Q. How can a breach of trust occur in cryptocurrency deals?
The SICC found that there was an intention to create a trust, Tan noted. This meant that if Quoine was not entitled to reverse the trades, the unilateral removal by Quoine of Bitcoin from B2C2’s account held with Quoine was a breach of trust.

SICC held that the decisive factor, in this case, was that the assets were held separately as customers’ assets, rather than as part of the Quoine’s trading assets. According to Rajah & Tann, this was “a clear indication that Quoine claimed no title to them and intended to hold them on trust for the customers.”

In the premises, given that the Quoine had no entitlement to reverse the trades, SICC held that the Quoine’s actions in unilaterally removing the BTC sales proceeds from the B2C2’s account was in breach of trust, he added.

​​Q. Can trade orders be reversed on the basis of terms being implied into the governing contract? What is meant when a contract states that fulfilled trade orders are “irreversible”?
A term could be implied into a contract if it does not contradict an express term of the contract, and is necessary to give business efficacy to that contract and to give effect to the intention of the parties. Tan noted that one of the terms and conditions between Quoine and users of the Platform expressly provides that “once an order is filled, you are notified via the Platform and such an action is irreversible”.

“Quoine sought to rely on certain implied terms including one which would enable it to reverse any trades executed at an abnormal rate or price as a result of any technical or system failure or error affecting the Platform. Quoine also argued that the word ‘irreversible’ was meant for the contracting parties who traded on the Platform but did not preclude Quoine from reversing trades,” Tan said.

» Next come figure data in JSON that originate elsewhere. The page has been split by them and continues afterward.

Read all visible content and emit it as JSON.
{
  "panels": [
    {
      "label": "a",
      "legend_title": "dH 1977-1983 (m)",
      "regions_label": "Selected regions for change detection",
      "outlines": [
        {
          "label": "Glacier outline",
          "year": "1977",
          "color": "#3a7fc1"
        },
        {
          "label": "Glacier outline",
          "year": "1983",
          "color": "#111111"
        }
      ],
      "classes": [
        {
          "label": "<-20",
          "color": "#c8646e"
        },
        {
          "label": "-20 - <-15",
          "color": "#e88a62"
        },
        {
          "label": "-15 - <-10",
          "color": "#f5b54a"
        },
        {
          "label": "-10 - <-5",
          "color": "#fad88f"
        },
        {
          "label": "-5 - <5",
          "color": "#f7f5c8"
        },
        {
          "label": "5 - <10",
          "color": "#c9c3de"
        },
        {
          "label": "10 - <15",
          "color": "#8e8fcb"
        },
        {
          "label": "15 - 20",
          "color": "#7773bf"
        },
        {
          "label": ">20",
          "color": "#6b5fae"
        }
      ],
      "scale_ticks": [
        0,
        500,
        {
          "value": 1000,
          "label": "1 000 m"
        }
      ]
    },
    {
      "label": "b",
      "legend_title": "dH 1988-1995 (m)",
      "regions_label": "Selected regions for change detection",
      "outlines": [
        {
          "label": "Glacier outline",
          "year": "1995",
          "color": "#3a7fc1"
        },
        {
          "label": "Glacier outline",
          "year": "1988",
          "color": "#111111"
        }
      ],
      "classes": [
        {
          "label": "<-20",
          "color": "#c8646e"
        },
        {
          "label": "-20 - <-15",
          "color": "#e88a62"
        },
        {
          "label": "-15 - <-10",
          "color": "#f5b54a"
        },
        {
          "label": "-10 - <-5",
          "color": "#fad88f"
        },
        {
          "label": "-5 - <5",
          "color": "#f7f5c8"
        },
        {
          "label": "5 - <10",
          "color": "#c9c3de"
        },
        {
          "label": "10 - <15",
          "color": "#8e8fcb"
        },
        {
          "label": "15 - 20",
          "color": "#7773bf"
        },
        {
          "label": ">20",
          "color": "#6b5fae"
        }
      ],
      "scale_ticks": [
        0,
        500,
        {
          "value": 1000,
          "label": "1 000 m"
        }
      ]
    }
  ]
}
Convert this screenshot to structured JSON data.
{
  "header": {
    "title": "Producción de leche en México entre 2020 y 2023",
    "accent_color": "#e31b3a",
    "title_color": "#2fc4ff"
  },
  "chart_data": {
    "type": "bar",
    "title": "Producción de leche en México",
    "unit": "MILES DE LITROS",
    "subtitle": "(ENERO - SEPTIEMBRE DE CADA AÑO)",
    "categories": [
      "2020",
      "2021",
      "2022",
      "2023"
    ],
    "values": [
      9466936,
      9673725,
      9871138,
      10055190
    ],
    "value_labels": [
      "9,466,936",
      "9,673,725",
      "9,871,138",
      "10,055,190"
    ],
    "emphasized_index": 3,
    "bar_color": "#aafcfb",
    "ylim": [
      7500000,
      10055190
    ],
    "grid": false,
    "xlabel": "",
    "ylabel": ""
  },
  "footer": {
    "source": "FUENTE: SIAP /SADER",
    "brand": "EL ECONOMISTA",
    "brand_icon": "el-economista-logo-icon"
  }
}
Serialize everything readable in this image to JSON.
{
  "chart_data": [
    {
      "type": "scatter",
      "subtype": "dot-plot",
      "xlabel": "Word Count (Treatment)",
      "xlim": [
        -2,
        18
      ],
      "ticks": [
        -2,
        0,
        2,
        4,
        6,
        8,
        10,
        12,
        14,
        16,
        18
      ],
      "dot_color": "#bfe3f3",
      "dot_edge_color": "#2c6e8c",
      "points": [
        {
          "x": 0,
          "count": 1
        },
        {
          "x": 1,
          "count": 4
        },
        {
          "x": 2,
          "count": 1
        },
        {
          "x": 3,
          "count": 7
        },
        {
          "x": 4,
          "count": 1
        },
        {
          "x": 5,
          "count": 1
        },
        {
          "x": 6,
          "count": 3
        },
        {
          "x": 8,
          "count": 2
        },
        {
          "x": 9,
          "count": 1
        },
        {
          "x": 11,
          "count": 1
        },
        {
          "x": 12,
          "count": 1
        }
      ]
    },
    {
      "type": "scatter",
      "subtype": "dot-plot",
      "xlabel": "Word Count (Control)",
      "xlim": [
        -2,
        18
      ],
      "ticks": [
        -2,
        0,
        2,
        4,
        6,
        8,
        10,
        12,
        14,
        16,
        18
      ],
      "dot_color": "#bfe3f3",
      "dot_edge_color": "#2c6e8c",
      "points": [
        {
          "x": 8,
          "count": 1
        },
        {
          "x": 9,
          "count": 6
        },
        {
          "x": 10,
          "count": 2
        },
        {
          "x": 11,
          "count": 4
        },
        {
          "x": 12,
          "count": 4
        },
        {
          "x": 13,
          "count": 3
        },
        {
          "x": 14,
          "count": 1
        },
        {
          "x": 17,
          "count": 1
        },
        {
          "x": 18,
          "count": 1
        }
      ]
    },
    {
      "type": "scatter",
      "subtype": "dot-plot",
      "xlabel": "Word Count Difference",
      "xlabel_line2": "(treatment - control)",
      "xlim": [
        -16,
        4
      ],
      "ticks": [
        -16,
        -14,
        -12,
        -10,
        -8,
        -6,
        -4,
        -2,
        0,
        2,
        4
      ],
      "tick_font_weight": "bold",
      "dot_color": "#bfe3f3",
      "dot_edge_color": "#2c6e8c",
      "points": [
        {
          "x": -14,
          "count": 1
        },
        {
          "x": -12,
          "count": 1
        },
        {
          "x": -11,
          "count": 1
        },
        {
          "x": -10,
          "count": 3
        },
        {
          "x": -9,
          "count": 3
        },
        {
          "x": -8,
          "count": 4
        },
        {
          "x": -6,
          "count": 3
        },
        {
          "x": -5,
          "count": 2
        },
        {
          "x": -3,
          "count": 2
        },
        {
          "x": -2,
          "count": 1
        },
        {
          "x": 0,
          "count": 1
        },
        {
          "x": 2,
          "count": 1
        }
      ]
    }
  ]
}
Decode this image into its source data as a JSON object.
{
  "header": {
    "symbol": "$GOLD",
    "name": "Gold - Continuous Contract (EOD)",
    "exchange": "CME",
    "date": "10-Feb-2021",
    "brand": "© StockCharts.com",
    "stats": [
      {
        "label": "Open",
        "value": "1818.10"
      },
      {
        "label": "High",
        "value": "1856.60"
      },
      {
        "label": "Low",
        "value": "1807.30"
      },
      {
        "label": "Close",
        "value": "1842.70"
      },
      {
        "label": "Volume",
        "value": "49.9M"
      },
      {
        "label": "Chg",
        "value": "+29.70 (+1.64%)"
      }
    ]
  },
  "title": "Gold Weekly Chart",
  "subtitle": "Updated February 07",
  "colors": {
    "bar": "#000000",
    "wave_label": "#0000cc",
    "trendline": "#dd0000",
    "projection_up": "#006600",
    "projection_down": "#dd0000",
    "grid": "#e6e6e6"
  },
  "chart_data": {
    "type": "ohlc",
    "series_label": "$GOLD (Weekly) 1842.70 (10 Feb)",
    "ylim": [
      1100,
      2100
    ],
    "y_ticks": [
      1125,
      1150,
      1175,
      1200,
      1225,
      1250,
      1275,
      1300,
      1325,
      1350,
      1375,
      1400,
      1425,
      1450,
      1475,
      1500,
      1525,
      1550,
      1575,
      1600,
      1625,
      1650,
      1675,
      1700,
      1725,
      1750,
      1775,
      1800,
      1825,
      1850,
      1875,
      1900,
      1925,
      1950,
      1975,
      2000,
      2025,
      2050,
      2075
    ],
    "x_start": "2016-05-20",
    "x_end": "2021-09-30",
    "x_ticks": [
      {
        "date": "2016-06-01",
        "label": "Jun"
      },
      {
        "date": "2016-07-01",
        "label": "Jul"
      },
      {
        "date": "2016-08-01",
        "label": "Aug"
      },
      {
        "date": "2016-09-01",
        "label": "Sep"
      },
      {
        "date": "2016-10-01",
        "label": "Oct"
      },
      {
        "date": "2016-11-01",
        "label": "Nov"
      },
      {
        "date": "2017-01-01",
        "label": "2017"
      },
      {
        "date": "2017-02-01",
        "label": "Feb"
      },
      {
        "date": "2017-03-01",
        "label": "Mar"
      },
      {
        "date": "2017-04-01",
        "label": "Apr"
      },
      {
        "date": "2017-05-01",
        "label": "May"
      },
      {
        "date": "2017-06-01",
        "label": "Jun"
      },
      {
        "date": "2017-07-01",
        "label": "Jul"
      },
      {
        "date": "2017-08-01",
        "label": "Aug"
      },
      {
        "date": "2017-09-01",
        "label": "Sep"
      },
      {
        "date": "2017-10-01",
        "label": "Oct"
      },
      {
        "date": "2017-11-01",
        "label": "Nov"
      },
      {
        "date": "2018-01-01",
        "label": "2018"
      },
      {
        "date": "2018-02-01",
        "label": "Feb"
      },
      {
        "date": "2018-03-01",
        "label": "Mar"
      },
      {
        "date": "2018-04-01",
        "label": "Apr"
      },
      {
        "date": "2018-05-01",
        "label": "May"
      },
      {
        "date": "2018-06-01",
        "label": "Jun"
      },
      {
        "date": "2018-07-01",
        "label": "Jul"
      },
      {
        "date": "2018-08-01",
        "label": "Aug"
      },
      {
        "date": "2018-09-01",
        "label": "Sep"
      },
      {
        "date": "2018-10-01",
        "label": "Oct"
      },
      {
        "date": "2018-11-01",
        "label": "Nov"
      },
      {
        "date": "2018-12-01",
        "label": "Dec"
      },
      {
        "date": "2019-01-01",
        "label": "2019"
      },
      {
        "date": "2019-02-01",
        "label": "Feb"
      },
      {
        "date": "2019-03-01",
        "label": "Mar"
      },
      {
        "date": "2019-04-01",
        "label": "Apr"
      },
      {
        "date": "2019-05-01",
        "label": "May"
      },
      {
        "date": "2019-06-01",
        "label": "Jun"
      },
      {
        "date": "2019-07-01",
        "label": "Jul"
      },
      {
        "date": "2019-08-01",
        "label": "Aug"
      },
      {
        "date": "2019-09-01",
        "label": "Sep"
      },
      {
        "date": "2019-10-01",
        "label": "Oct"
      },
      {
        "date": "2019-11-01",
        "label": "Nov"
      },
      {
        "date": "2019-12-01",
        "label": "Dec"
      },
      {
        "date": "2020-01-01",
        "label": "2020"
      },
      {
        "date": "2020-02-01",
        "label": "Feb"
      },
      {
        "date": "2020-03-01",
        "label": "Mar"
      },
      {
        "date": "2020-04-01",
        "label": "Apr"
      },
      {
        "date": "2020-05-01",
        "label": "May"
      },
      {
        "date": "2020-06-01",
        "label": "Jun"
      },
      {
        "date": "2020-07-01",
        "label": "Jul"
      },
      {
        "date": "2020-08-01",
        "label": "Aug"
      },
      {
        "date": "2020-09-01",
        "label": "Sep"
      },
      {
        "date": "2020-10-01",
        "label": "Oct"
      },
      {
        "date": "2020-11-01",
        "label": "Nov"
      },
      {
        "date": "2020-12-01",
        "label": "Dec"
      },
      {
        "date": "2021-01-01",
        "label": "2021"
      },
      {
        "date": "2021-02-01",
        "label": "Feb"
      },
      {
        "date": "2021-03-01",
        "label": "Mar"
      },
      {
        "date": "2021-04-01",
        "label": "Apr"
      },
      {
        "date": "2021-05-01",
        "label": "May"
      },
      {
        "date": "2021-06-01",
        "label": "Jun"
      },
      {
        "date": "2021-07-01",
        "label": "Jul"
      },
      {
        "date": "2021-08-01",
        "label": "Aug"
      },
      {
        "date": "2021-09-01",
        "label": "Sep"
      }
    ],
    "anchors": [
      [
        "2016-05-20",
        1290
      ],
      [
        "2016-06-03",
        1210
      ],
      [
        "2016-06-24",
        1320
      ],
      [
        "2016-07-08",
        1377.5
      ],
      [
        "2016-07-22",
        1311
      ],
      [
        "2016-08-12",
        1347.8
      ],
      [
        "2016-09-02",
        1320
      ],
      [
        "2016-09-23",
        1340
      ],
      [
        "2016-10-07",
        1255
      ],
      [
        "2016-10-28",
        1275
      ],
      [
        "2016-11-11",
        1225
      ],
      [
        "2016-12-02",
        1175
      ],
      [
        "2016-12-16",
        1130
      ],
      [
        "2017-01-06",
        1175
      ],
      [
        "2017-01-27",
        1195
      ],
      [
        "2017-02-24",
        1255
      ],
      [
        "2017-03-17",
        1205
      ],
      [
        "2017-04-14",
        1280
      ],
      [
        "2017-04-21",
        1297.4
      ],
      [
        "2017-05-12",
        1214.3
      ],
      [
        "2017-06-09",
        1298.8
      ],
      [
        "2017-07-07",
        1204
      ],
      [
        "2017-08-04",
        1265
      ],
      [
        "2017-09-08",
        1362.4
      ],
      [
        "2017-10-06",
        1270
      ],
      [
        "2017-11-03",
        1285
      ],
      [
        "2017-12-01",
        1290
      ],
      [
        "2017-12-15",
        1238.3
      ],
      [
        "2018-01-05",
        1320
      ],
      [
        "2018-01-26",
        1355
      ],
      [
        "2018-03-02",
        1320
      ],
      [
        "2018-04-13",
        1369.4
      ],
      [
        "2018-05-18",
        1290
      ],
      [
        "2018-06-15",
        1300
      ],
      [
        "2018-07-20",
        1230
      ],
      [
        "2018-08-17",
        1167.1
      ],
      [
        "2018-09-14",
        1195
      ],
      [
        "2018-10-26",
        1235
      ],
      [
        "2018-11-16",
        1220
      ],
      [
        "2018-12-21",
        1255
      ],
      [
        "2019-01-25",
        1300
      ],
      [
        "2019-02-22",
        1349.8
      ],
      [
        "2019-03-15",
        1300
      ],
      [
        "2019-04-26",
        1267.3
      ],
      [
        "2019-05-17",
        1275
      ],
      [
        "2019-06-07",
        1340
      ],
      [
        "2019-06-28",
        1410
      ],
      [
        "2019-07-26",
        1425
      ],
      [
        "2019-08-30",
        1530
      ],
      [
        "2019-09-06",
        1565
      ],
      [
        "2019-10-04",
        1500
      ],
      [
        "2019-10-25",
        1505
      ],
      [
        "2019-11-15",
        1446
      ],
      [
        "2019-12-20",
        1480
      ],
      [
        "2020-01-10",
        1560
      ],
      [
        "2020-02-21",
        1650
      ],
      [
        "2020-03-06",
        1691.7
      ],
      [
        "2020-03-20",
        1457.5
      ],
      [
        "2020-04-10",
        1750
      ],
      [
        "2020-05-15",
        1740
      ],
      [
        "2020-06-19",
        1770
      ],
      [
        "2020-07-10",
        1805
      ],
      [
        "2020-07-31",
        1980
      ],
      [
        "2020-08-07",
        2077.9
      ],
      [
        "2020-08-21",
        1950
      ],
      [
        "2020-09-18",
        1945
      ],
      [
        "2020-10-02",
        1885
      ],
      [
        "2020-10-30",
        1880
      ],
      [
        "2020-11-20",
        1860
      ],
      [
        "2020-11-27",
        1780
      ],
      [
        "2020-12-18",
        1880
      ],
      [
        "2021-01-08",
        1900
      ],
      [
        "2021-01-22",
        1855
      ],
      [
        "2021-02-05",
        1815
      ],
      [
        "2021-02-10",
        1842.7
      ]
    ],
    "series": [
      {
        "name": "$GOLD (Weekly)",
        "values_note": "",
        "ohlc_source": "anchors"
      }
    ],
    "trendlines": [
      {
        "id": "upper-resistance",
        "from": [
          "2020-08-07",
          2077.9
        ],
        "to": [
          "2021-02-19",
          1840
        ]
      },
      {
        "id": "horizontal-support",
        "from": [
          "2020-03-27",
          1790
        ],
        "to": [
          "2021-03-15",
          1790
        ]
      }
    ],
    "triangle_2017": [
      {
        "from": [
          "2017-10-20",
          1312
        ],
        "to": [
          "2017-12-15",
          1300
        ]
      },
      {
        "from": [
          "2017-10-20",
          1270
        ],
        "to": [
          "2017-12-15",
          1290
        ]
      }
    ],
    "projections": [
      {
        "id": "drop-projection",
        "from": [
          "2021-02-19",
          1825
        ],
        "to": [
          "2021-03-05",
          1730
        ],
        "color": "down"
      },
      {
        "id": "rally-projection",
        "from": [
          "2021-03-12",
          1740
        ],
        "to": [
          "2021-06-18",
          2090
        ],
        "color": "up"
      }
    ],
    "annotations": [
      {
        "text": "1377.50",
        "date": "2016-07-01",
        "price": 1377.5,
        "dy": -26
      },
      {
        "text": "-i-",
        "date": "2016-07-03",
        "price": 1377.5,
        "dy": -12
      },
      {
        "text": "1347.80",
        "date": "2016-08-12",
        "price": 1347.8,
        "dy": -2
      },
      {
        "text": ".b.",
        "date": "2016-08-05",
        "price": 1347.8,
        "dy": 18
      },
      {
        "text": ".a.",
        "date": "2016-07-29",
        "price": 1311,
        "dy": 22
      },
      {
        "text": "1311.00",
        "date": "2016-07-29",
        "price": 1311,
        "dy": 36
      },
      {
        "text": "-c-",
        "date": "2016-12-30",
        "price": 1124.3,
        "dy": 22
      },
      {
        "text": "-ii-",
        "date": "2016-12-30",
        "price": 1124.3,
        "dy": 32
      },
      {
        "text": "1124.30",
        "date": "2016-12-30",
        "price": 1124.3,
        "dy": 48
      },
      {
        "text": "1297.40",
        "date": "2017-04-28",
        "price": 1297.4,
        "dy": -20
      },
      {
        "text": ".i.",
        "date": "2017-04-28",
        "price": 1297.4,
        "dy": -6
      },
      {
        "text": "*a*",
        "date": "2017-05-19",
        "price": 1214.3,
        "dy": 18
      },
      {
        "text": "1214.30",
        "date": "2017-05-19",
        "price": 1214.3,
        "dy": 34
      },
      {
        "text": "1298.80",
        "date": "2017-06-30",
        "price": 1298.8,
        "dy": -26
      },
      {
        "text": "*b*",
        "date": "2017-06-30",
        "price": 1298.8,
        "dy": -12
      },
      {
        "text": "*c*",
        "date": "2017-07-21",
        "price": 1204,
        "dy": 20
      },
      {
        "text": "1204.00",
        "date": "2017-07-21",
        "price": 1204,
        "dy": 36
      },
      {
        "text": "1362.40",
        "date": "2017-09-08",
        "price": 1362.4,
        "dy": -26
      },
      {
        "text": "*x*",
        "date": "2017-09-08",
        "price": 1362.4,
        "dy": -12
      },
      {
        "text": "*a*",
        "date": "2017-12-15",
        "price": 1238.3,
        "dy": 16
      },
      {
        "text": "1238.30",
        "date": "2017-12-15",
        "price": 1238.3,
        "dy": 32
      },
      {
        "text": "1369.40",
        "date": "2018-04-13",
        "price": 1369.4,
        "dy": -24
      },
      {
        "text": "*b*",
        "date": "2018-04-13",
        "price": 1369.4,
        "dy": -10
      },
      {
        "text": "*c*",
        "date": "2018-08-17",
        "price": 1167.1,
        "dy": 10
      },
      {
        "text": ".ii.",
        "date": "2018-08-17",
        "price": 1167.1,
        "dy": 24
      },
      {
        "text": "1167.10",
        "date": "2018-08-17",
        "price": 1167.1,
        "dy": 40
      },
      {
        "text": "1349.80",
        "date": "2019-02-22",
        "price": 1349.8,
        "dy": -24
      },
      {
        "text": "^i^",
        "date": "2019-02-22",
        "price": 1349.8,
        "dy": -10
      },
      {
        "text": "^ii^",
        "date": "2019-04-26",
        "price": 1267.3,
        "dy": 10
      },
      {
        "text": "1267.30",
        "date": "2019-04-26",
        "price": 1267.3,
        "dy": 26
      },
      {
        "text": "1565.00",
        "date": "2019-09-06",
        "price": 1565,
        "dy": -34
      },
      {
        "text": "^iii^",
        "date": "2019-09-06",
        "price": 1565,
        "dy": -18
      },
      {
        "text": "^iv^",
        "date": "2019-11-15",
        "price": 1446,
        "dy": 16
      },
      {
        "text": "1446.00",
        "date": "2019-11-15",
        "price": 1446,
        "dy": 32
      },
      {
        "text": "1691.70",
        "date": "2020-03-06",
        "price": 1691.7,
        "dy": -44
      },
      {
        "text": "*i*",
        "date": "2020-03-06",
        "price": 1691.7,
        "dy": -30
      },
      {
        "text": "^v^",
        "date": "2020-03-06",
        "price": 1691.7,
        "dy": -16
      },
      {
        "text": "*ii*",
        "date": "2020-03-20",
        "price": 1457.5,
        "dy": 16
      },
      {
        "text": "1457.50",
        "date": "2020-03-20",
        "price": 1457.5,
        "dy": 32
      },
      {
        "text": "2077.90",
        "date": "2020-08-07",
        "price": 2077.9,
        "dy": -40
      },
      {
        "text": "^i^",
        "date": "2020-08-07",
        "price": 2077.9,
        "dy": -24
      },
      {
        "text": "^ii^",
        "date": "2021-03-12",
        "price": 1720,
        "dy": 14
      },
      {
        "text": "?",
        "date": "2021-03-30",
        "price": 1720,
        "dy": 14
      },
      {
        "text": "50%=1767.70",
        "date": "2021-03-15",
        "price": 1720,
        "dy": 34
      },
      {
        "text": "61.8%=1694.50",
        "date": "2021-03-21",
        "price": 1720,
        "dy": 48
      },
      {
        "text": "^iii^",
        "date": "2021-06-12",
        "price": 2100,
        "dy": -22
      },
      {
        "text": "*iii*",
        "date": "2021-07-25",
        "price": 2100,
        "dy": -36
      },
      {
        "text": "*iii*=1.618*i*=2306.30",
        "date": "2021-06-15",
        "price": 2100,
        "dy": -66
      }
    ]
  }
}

​​She added that the SICC disagreed and held that the word “irreversible” was not qualified in any way, and when read in its context, extended to all parties (including Quoine) so as to ensure certainty for all parties. “The SICC also held that the terms sought to be implied by Quoine would contradict an express clause of the Agreement and cannot be implied. Further, there was no necessity for such terms to be implied to give business efficacy to the Agreement or to give effect to the intention of the parties,” she concluded.